17. American Gods, by Neil Gaiman (read). Er, no. Don't get me wrong; it's a great book. But it's not a geek book particularly. Gaiman's Sandman series would be a much better choice.

18. The Diamond Age, by Neal Stephenson (read). Lots of Neal, maybe more than warranted, but he is definitely a geek writer. And who can resist the towers of Turing.

19. The Illuminatus! Trilogy, by Robert Shea and Robert Anton Wilson (not read). I've heard of this one but never read it. Still, doesn't seem too far out of line.

20. Trouble with Lichen, by John Wyndham (not read). Oh, yeah, this is a UK list. (Wyndham is virtually unknown in the States, but extremely important in the UK. I've only heard of his The Day of the Triffids.)

What's missing? Well, The Lord of the Rings, obviously, which is a bizarre omission even if it's not a book about technology (neither is American Gods, I'll point out). Possibly 2001 ("what are you doing, Dave?"), but realistically that was the movie, not the book. I'd make a pitch for Vinge's "True Names," but it's a short story and therefore not eligible. Everything else seems at least arguable to me, which means it's not a bad list at all.

Posted: 2005-11-16 22:12 — Why no comments?

I would include Catch-22, and certainly Lord of the Rings. Neverwhere might also be a better Gaiman choice for the overall feel of this list than American Gods.

Posted by jon at 2005-11-17 09:13

I agree with Catch-22. The catch is something that will resonate with geeks.

Microserfs is specifically about people working for Microsoft. The excerpt i read in Wired long ago was very dull. I also hated "Generation X", so i'm guessing that Coupland is not my cup of tea.

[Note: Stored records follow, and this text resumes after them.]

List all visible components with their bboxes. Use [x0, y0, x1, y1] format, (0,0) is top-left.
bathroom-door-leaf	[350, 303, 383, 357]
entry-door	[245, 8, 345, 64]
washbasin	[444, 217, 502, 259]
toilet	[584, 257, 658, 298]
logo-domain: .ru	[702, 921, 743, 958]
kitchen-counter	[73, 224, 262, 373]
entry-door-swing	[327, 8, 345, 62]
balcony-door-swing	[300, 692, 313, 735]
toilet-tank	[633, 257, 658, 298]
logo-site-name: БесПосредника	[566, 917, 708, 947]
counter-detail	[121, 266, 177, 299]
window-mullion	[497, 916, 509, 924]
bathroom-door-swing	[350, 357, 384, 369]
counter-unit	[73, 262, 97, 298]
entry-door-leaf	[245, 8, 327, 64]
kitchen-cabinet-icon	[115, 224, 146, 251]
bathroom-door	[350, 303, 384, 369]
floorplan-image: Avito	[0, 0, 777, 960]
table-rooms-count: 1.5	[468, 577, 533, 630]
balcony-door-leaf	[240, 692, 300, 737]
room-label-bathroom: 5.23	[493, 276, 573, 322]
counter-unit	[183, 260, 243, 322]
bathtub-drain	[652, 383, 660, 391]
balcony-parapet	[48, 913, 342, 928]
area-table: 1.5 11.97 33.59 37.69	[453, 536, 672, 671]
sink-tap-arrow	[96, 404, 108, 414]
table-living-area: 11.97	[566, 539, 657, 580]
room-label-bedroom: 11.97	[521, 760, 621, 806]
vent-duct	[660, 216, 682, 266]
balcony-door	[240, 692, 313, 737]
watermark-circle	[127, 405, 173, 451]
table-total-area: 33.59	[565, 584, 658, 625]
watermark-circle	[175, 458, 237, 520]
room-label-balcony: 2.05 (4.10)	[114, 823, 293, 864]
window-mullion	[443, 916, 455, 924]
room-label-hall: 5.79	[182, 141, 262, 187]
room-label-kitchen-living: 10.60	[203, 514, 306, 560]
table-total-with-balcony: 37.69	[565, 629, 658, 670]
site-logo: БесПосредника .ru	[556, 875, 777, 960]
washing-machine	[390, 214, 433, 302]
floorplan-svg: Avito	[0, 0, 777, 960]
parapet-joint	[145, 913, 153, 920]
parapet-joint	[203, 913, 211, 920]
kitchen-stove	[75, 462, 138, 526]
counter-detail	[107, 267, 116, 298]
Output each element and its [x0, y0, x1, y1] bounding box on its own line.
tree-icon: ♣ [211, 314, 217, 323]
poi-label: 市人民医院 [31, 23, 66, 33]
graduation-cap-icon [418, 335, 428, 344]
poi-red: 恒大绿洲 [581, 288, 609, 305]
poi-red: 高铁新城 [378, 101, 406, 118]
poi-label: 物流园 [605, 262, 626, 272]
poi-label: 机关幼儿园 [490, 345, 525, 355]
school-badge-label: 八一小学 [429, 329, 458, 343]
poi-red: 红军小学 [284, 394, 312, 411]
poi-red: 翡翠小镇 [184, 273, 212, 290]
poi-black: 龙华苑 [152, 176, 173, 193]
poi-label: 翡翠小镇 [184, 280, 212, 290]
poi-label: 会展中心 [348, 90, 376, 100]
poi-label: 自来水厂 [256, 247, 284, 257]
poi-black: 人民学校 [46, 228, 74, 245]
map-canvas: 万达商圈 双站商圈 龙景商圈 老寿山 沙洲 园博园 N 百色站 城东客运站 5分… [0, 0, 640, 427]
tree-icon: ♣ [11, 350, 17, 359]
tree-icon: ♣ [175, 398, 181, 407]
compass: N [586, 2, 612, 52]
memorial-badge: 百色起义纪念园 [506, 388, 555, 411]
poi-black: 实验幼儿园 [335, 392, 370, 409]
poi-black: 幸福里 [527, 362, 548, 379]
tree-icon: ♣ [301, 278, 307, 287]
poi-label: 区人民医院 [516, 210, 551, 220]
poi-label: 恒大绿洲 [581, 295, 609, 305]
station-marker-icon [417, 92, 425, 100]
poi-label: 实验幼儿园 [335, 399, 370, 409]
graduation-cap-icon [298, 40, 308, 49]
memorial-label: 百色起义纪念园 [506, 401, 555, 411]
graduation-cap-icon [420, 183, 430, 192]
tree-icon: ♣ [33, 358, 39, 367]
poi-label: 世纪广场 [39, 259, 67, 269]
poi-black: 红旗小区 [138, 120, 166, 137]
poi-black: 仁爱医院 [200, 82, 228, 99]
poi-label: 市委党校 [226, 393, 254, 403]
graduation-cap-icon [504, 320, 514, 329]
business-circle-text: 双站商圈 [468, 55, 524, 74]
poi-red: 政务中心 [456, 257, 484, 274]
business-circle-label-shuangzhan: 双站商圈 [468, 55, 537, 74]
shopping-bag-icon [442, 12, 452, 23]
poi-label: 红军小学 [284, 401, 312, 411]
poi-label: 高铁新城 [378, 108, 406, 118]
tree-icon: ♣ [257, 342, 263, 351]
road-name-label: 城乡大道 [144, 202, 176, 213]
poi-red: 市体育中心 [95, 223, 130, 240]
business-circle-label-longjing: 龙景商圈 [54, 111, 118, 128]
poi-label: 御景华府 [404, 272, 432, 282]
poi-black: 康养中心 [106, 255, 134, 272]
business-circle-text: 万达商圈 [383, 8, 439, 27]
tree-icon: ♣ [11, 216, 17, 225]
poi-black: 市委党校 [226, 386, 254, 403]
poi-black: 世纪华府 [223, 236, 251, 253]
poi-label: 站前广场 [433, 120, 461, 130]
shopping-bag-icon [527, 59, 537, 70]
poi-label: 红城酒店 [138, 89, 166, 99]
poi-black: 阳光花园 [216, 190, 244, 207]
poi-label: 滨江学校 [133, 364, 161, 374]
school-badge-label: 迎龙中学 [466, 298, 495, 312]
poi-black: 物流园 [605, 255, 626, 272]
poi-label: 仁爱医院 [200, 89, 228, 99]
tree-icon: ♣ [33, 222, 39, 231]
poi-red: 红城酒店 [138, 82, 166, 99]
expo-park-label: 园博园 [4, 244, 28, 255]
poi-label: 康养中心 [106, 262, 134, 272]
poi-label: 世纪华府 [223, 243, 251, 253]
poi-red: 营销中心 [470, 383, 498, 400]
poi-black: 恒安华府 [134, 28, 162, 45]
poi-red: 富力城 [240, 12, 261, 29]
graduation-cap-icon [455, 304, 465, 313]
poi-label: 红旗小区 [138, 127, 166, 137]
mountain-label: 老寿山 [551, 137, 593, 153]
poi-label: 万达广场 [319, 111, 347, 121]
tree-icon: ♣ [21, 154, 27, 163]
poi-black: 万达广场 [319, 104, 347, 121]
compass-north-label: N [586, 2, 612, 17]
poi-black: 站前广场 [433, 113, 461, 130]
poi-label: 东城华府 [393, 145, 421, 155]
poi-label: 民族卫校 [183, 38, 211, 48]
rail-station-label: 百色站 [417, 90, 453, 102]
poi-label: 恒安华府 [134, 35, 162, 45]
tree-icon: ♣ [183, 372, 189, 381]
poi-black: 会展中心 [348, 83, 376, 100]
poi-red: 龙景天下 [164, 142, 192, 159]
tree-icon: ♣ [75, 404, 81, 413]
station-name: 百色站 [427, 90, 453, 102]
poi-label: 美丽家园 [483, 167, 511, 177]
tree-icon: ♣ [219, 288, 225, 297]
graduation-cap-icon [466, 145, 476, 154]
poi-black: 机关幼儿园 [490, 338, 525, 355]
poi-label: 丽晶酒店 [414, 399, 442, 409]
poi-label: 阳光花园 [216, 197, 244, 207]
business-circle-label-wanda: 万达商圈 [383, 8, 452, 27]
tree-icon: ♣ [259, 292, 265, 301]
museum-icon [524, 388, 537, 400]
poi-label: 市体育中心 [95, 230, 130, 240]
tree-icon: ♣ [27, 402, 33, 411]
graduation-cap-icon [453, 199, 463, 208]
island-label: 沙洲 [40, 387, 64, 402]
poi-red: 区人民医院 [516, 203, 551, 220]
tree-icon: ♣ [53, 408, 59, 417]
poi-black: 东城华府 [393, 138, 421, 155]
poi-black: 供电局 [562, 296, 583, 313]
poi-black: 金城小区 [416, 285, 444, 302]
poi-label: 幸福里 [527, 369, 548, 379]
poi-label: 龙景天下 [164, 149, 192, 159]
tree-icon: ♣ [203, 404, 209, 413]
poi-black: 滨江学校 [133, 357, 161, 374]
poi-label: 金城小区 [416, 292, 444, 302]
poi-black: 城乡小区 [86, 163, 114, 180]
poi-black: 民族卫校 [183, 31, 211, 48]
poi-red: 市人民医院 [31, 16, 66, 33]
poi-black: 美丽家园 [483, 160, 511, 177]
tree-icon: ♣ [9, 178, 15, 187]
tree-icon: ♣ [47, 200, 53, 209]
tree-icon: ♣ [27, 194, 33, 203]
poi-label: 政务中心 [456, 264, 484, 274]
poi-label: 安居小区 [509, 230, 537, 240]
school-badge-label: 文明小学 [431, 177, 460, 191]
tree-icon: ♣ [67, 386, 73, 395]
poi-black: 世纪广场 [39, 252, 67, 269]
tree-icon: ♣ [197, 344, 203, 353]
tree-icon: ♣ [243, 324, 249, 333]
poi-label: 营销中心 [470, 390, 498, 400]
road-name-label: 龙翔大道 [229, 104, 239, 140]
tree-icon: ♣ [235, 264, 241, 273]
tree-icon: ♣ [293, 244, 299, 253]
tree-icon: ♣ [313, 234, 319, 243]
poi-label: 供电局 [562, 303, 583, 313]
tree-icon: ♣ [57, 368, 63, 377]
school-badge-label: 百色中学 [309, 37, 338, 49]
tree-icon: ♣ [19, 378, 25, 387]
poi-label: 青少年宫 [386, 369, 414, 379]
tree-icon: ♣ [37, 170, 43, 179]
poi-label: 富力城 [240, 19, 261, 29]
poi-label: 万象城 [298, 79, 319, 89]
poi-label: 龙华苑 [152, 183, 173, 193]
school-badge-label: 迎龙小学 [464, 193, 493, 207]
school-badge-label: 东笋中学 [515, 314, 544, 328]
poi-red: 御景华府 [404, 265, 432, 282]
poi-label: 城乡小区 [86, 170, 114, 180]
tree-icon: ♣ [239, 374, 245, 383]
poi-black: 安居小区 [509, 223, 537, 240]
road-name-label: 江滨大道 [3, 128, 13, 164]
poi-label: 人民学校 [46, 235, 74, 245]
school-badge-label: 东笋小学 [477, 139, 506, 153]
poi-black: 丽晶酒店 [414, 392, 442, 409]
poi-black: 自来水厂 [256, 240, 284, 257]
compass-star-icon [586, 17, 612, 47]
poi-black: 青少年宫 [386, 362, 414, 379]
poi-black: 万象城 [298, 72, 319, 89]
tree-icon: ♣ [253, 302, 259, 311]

As for Pratchett books, "Going Postal" is much much much geekier than TCoM, or any other of his books, really. Highly, highly recommended.

Since 2001 movie and book were created approximately simultaneously, i think it counts.

Something by Niven should be on the list, because it gave us Finagle's Law and a slew of Murphy's Law-related aphorisms, even if they're not properly novels.

Posted by rone at 2005-11-17 14:09

my comments about the list are spread all over LJ, and i don't feel like repeating myself, and can't link to them, so i'll send them to you in IM. yeah, those are some odd choices; i'd argue more with the specifics than with the authors.

bladerunner has very little to do with the novel, but yeah, i wonder the same.

lichen is much less appropriate than day of the triffids. also not as good.

i can send you microserfs. definitely worth reading for the sense of time and place (fictional microsoft employees with their own startup). contrary to rone i really like coupland.

i think 1984 and brave new world are on the list because in europe everyone has had to read them in high school. :)

Posted by piranha at 2005-11-17 17:41

You really should read Brave New World and Illuminatus, I both thought they were excellent. 1984 is something you probably should get around to reading, but I really didn't get a whole lot out of it since I'd already been immersed in references to it. Microserfs? ehn, that's so pre-bubble.